The basic approach with the Fixed Window Counter algorithm:
# Pseudocode for each incoming request:
key = f"rate:{client_id}:{current_minute}"
count = INCR(key) # atomic increment in Redis
if count == 1:
EXPIRE(key, 60) # set TTL on first request
if count > limit:
return 429 # rejected
else:
forward request # allowedBut there’s a subtle race condition. The INCR and EXPIRE are two separate commands. If our server crashes between them, the key never expires and the client is blocked forever.
The fix: use a Lua script to make it atomic.
-- Atomic rate limit check in Redis (Lua script)
local key = KEYS[1]
local limit = tonumber(ARGV[1])
local window = tonumber(ARGV[2])
local current = redis.call('INCR', key)
if current == 1 then
redis.call('EXPIRE', key, window)
end
if current > limit then
return 0 -- rejected
else
return 1 -- allowed
endLua scripts in Redis execute atomically — no other command can run in between. Problem solved.
For Token Bucket in Redis, we store the last refill timestamp and current token count. Each request runs a Lua script that calculates how many tokens to add since the last refill, subtracts one, and returns allow/deny.
Deep Dive 3: Client Identification and Rules
How do we identify who’s making the request? We have several options, and the right choice depends on our use case:
- API Key — Most common for authenticated APIs. Each key maps to a tier with specific limits.
- User ID — For logged-in users. Tied to their account regardless of IP changes.
- IP Address — For unauthenticated requests. Problem: many users behind the same NAT/VPN share one IP.
- Combination — Use API key when available, fall back to IP for unauthenticated requests.
Granularity matters too. We can rate limit at different levels:
Global: 1M requests/min across all clients
Per-client: 100 requests/min per API key
Per-endpoint: 10 requests/min on POST /api/v1/upload per clientLayering these gives us defense in depth. A client might be within their per-endpoint limit but hitting the global limit, and we’d still throttle them.

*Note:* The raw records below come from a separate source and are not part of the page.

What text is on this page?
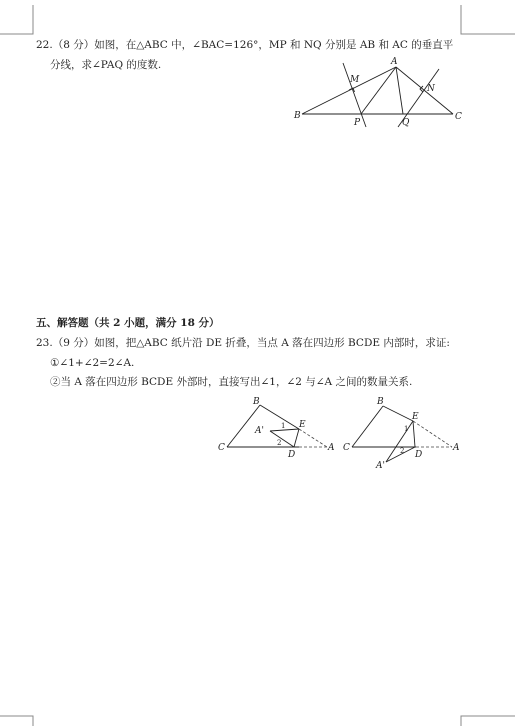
22.（8 分）如图，在△ABC 中，∠BAC=126°，MP 和 NQ 分别是 AB 和 AC 的垂直平
分线，求∠PAQ 的度数.	A
B	C
M
N
P	Q
五、解答题（共 2 小题，满分 18 分）
23.（9 分）如图，把△ABC 纸片沿 DE 折叠，当点 A 落在四边形 BCDE 内部时，求证:
①∠1+∠2=2∠A.
②当 A 落在四边形 BCDE 外部时，直接写出∠1，∠2 与∠A 之间的数量关系.
B
C	A
A'
E
D
1
2
B
C	A
A'
E
D
1
2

Rules engine: We load rules from a config file or database and cache them in memory on each server. A background job refreshes the cache every few seconds so we can update limits without redeploying.
Step 7: Scaling
Redis scaling:
- A single Redis instance handles our 10K QPS easily
- For higher scale, shard by client ID using Redis Cluster
- Use Redis replicas for high availability — if the primary goes down, the replica takes over
- If Redis is completely down, fail open (let all requests through). Briefly no rate limiting is better than blocking all requests.
Multi-region:
- If our API is global, we need rate limiters in each region
- Option 1: Each region has its own Redis → limits are per-region (simpler, but a client could get N times the limit across N regions)
- Option 2: Sync counters across regions → accurate global limits but adds latency
- Option 3: Use a global Redis with cross-region replication → eventual consistency means small over-counting
For most systems, per-region limiting is good enough. If we need strict global limits, we accept the slight inaccuracy of eventual consistency.
Handling bursty traffic:
- Token Bucket naturally handles bursts (that’s its superpower)
- Set the burst size to 2-3x the per-second rate for reasonable burst allowance
- Add a request queue for soft rate limiting — instead of rejecting immediately, hold the request for a short time and retry
Monitoring and alerting:
- Track how many requests get rate limited (by client, endpoint, rule)
- Alert if a large percentage of requests are being rejected — might mean our limits are too low
- Dashboard showing top rate-limited clients — helps identify abuse patterns
In simple language, a rate limiter is a counter that says “nope, too many” when a client goes too fast. The hard parts are making it distributed (Redis + Lua scripts for atomicity) and choosing the right algorithm (Token Bucket for burst tolerance, Sliding Window Counter for simplicity). Keep it fast, keep it centralized, and always fail open.